In this ‘Bookshelfie’ blog, we are delighted to feature book recommendations from Mr Andrew Dodd, a St Mary’s Calne current parent who read English at Hertford College, Oxford, and now works as Worldwide Communications Manager for one of Hewlett Packard Enterprise’s storage divisions. Although his job is very IT focused, he still has a love of books and reading!
So many books, so little time in which to read them. Here are just a few of the ones that stuck out as I prepared my Bookshelfie!
Virginia Woolf famously called Middlemarch by George Eliot ‘one of the few novels written for grownup people‘ but I think she could also have written ‘growing people‘ and her comment would have been no less true.
That’s because Middlemarch is a novel that seems to change as we become older. My recent experience of reading it again, in middle age, was very different to reading it for the first time at seventeen. I encourage younger readers not to be deterred by this but to dive in; it will be a gift for life, a way of measuring your own growth, as indelible as the rings of a tree. Seen through older, and hopefully wiser, eyes, the dreams, fears, expectations and disappointments of its characters affected me very differently. But what also surprised me on re-reading were the jokes!
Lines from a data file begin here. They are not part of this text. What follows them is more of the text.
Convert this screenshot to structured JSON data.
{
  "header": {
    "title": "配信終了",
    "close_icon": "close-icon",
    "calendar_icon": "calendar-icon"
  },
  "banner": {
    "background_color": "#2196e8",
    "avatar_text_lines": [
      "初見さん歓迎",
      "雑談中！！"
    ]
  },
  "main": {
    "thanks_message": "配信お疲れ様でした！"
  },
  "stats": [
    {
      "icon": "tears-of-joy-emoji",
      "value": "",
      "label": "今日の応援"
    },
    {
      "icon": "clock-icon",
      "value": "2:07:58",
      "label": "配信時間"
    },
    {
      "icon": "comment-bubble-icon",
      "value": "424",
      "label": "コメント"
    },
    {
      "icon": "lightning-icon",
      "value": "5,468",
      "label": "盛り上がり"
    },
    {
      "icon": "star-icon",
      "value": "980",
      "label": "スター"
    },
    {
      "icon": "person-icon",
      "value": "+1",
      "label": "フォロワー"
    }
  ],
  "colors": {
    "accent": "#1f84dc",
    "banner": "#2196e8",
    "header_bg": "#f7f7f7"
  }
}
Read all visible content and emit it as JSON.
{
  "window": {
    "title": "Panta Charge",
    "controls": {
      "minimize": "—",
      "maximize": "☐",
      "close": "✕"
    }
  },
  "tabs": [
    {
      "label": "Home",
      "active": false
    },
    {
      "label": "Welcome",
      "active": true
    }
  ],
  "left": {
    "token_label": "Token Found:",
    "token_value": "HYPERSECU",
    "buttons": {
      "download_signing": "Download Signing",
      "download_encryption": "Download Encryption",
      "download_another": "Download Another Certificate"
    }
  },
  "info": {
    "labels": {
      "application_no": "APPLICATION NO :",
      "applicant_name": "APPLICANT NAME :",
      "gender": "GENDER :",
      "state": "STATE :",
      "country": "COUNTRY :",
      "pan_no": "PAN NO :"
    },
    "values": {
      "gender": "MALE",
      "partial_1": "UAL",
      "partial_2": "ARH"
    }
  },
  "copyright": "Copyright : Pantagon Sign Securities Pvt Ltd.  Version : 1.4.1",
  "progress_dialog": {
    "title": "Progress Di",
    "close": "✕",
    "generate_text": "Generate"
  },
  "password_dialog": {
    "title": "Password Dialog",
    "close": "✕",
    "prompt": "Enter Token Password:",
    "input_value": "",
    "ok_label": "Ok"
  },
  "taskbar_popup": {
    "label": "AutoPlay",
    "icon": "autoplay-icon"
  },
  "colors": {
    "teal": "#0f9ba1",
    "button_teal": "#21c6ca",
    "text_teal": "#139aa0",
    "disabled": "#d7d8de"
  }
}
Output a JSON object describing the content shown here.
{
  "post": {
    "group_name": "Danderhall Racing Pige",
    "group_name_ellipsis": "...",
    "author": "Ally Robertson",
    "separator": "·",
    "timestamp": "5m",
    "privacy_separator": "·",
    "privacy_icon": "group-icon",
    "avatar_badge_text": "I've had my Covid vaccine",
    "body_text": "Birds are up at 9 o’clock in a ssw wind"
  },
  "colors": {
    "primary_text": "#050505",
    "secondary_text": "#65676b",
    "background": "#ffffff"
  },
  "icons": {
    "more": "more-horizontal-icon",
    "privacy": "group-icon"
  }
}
Middlemarch is rightly praised for its psychological realism but few critics talk about how funny it is or how George Eliot, in her own elegant way, can be as merciless with self-deception and human weakness as more renowned satirists like Balzac or Dickens.
I really enjoyed the clever Everland by Rebecca Hunt, one of those novels that unfolds its secrets with satisfying precision. It’s a dark, elliptical story describing the fates of two expeditions to the Antarctic, separated by a mystery that spans a hundred years. The echoes of the past colliding with the present in such a wild and unforgiving place provide the perfect setting to reveal a great deal about human character and vulnerability. And as that sense of vulnerability increases, so, inexorably, does the tension. Is Nature as impersonal as we think she is?
The terrible death of George Floyd, and many other Black Americans, has been a violent challenge to many people’s assumptions about race and racism. The extent to which we have been here before is sadly evident from reading Tom Wolfe’s great American masterpiece, Bonfire of the Vanities. Written and set at the pinnacle of the financial boom of the 1980’s, where stratospheric wealth and begrudging poverty collide, it’s a dazzling and still deeply relevant exposé of attitudes towards money, race, class, power and privilege, in which nothing, nor anyone, is as straightforward or obvious as they may seem. Wolfe’s novel is often compared to F. Scott Fitzgerald’s The Great Gatsby since both describe East Coast society at the end of different eras, but in my opinion nobody captured the voice of a city and its people better than Tom Wolfe. The energy of his writing, and in particular, his wonderful dialogue, fizzes like a Tarantino movie. Too bad that the actual film of the novel was such a turkey!
I hesitated to add another Victorian novel to my Bookshelfie but Tess of the D’Urbervilles, Thomas Hardy’s great tragic novel, will always be special to me because of the passion of Hardy’s poetic language. And arguably, Tess is not really a nineteenth-century novel at all; its sympathies are far too modern and progressive for its era. And finally, running out of space, and to neatly close the loop, I would recommend a recent mystery novel, The Essex Serpent by Sarah Perry precisely because it so beautifully evokes the Victorian period and contains some of the most profound descriptions of feeling, expressed through nature, I have encountered in a long time. It’s a wonderful holiday read.